Last month, the Georgia Museum of Art reinstalled its Marilyn Overstreet Nalley South Gallery as part of a project that began in February 2020 to refresh all the permanent collection galleries while keeping the majority of them open to the public. The galleries are always a work in progress as new acquisitions enter the collection and delicate works on paper need to be rotated on and off display, but reinstalling a full gallery at once is an opportunity to rewrite wall text and reconsider objects in relation to one another.

The new Nalley South recontextualizes early American modernism, conversations between European and American art of the period (including the rise of abstraction and the importation of surrealism to the US), intersections across media and the relationship between urban and rural environments in modern art.

The works featured are early-20th-century representations of European and American history, particularly the rapid progress and instability of the modern age. As artists moved away from traditional subjects and styles and toward an art rooted in the “real life” of their time, they went beyond the typical confines of cities and machine-age aesthetics. The physical and technological divide between the urban and rural U.S. was dissolving, and artists continued to journey farther afield. They built new artistic networks and embraced the plain forms, bold colors and simplified geometry of vernacular art.
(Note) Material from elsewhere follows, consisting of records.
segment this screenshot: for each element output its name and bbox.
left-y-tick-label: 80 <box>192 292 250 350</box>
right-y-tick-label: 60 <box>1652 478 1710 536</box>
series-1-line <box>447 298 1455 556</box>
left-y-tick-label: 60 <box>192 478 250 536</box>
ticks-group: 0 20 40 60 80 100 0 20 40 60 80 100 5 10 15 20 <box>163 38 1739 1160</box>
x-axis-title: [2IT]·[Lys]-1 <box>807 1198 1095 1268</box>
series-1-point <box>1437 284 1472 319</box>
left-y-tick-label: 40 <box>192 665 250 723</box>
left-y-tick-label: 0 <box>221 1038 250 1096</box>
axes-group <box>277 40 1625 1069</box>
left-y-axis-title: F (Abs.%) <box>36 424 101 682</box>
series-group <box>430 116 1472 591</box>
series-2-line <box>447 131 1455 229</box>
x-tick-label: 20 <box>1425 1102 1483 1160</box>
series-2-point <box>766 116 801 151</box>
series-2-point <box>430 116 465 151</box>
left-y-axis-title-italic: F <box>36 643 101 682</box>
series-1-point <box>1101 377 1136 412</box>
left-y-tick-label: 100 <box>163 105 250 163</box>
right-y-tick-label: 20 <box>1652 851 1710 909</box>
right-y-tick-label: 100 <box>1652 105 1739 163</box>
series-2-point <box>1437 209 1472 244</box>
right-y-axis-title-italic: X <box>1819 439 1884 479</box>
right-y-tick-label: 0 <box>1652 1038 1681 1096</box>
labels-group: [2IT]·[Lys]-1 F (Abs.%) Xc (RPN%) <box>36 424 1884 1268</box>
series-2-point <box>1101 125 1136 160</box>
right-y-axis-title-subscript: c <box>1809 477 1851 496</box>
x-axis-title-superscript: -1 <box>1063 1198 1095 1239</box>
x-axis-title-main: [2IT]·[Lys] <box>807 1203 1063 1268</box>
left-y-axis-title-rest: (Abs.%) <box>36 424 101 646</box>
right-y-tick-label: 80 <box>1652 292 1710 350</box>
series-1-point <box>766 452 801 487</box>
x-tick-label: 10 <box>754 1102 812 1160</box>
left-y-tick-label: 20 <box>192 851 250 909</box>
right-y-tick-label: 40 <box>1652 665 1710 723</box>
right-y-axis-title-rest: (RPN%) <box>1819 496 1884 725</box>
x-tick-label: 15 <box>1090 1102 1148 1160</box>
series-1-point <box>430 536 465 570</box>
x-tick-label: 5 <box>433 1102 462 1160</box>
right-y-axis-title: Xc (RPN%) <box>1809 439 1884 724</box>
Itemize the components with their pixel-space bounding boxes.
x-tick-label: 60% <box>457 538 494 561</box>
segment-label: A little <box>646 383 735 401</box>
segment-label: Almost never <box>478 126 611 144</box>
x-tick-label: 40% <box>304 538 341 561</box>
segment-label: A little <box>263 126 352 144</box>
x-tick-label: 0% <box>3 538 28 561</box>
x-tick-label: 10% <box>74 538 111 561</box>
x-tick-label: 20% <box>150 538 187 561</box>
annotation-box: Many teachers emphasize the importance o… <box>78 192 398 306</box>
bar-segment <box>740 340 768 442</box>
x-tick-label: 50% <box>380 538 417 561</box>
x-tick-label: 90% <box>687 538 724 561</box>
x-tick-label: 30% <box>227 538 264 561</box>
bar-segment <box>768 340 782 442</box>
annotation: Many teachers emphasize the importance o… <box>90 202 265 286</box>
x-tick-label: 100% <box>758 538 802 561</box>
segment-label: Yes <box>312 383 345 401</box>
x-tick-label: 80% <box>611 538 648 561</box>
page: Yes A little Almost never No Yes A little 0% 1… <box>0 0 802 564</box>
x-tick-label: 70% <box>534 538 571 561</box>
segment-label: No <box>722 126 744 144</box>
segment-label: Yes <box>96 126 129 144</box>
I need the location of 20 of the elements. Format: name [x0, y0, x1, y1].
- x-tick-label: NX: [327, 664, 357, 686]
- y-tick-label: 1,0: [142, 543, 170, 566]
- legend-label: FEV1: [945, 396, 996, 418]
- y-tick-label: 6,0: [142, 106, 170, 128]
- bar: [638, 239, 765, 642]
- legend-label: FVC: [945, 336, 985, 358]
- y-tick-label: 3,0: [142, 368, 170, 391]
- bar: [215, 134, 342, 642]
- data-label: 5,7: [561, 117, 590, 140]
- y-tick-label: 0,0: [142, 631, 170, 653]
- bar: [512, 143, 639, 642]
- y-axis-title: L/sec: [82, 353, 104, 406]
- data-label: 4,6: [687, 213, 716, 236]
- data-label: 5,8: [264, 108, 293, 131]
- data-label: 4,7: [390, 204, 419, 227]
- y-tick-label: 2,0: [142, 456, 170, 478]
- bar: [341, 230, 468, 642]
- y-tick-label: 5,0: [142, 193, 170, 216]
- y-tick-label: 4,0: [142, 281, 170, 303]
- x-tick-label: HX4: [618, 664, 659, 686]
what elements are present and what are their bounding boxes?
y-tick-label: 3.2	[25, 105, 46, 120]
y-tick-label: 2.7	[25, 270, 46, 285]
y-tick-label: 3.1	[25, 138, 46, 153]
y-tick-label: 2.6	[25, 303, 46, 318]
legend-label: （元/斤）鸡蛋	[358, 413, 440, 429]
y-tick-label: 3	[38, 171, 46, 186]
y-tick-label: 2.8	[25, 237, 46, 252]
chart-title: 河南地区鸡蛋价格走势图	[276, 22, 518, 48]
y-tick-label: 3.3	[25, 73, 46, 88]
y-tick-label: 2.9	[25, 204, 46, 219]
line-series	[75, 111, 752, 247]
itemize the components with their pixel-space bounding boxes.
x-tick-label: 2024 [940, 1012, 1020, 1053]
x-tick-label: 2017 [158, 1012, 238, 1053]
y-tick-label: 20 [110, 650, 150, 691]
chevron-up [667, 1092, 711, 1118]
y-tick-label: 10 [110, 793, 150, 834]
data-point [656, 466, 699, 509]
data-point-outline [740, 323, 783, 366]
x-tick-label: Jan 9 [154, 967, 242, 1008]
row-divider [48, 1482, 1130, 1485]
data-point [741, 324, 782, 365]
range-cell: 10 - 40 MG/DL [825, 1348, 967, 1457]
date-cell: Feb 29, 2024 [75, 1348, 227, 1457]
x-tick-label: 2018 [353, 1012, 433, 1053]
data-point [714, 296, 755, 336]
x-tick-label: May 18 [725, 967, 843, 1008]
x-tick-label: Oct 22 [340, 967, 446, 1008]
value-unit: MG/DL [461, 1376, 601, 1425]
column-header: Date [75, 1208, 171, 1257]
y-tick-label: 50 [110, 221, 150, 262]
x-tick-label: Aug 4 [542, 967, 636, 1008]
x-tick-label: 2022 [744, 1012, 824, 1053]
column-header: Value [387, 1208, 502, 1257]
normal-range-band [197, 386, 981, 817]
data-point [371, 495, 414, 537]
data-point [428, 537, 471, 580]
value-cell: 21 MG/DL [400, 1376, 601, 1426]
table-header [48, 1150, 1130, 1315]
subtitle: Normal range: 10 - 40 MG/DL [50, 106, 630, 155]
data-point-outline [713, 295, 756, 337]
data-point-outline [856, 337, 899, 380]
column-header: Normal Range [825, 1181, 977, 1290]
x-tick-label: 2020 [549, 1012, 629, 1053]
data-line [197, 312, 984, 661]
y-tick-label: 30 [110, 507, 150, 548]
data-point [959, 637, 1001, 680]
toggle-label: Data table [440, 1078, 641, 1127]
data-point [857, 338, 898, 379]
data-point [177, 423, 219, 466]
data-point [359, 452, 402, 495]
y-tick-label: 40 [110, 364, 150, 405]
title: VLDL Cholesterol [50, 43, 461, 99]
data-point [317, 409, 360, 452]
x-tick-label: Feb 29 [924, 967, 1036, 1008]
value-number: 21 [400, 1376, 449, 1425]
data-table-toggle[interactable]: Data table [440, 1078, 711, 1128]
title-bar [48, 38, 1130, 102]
Nalley South is the first gallery to feature a new collaboration with the Historic Clothing and Textile Collection(opens in new tab), part of the fashion studies program in the College of Family and Consumer Sciences and housed at the Special Collections Libraries at UGA. (Monica Sklar, a professor who also directs the HCTC, and graduate student Sara Idacavage were directly involved in this collaborative effort.) The first rotation features a beaded, glittering flapper dress in conversation with images of early-20th-century New York City. Later rotations will highlight how urban fashions filtered into rural communities and adopted patterns and cuts associated with rural styles, thus building on the intersections of city and country in American culture in the first decades of the 1900s.

The gallery also offered the first opportunity for the museum to highlight paintings from the Terra Foundation for American Art as part of its new Collections-in-Residence program(opens in new tab). We are part of the inaugural cohort of museum partners in this project and will continue to interpret these paintings from their collection through dynamic installations and public programs over the next four years.